At the U.N. General Assembly this week in New York, Iranian President Masoud Pezeshkian and Foreign Minister Abbas Araghchi tried a last-minute diplomatic push to stop the sanctions. However, Iran’s supreme leader Ayatollah Ali Khamenei boxed in their efforts by describing diplomacy with the United States as a “sheer dead end.”
Meanwhile, efforts by China and Russia to halt the sanctions failed Friday.
A 30-day clock for the sanctions started when France, Germany and the United Kingdom on Aug. 28 declared Iran wasn’t complying with its 2015 nuclear deal with world powers.

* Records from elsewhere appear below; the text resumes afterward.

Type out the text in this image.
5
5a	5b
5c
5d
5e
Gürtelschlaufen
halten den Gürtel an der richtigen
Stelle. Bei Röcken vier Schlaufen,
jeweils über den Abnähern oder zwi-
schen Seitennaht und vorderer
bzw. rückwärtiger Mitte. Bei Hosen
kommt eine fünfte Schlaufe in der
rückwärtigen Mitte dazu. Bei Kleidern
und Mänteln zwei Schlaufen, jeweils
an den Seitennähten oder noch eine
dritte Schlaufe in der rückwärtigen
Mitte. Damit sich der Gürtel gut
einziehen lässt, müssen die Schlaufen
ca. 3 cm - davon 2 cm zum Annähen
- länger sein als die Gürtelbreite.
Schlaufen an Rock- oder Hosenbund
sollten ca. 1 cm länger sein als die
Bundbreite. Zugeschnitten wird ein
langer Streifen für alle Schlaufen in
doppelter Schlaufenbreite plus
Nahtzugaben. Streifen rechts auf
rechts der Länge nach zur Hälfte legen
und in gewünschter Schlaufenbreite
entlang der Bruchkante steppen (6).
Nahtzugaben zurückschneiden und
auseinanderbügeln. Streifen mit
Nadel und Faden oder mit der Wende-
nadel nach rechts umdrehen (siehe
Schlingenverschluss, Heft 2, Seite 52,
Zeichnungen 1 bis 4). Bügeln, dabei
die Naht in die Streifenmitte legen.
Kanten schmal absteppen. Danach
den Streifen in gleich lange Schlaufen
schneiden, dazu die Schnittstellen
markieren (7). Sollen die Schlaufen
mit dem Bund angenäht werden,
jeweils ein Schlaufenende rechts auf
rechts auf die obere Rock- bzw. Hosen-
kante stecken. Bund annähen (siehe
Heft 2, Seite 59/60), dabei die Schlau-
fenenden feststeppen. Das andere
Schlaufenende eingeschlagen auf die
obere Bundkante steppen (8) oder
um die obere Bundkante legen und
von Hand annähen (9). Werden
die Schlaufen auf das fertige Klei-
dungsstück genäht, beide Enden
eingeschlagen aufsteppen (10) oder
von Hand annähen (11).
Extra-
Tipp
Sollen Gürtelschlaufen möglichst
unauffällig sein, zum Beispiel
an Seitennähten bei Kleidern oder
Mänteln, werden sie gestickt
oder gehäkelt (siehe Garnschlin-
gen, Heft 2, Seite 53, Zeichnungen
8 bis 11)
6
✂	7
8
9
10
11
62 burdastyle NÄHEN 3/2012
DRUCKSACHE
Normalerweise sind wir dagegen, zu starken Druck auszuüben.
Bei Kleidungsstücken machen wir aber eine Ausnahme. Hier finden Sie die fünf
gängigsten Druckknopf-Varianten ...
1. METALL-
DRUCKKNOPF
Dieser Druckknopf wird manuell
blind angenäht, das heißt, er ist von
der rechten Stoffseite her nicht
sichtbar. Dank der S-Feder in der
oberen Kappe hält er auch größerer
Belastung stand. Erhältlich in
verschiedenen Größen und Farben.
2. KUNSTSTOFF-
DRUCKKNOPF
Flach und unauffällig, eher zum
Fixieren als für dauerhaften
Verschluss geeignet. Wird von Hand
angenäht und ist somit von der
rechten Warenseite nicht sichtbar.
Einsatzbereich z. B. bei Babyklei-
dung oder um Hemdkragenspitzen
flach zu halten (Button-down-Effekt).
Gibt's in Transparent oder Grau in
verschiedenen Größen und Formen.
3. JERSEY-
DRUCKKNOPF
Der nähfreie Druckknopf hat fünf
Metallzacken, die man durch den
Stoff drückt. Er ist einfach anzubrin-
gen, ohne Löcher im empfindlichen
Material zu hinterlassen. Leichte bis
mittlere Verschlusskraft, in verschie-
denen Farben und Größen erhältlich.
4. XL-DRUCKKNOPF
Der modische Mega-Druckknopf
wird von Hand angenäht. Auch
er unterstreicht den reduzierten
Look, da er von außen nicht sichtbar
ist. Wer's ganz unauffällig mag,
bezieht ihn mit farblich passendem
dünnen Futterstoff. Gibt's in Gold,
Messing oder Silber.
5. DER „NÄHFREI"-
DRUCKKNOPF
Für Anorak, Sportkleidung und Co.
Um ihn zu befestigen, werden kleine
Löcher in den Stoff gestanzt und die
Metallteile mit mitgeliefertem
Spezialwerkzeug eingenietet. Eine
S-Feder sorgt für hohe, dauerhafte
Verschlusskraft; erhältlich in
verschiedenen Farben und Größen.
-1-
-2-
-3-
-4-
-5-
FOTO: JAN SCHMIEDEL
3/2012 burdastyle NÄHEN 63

Tehran has argued without success that the deal was voided by the United States’ unilateral withdrawal from the accord in 2018 under President Donald Trump’s first administration. Since then, Iran has severely restricted required inspections by the U.N. nuclear watchdog, the International Atomic Energy Agency, particularly after the 12-day war Israel launched on Iran in June. That war saw both the U.S. and Israel bomb key Iranian nuclear sites.
“We don’t think it can impact the people of Iran, especially the people of Iran’s determination to defend their rights,” Araghchi said Friday in New York about the sanctions, despite the pressure already on the country’s economy. “The question is, what it impacts is diplomacy. It closed the way of diplomacy.”
Here’s what to know about Iran’s nuclear sites, “snapback” sanctions and other issues raising tensions between Iran and the West.
The “snapback” process, as it is called by the diplomats who negotiated it into Iran’s 2015 nuclear deal with world powers, was designed to be veto-proof at the U.N. Security Council and could take effect 30 days after parties to the deal told the Security Council that Iran was not complying. It would again freeze Iranian assets abroad, halt arms deals with Tehran and penalize any development of Iran’s ballistic missile program, among other measures.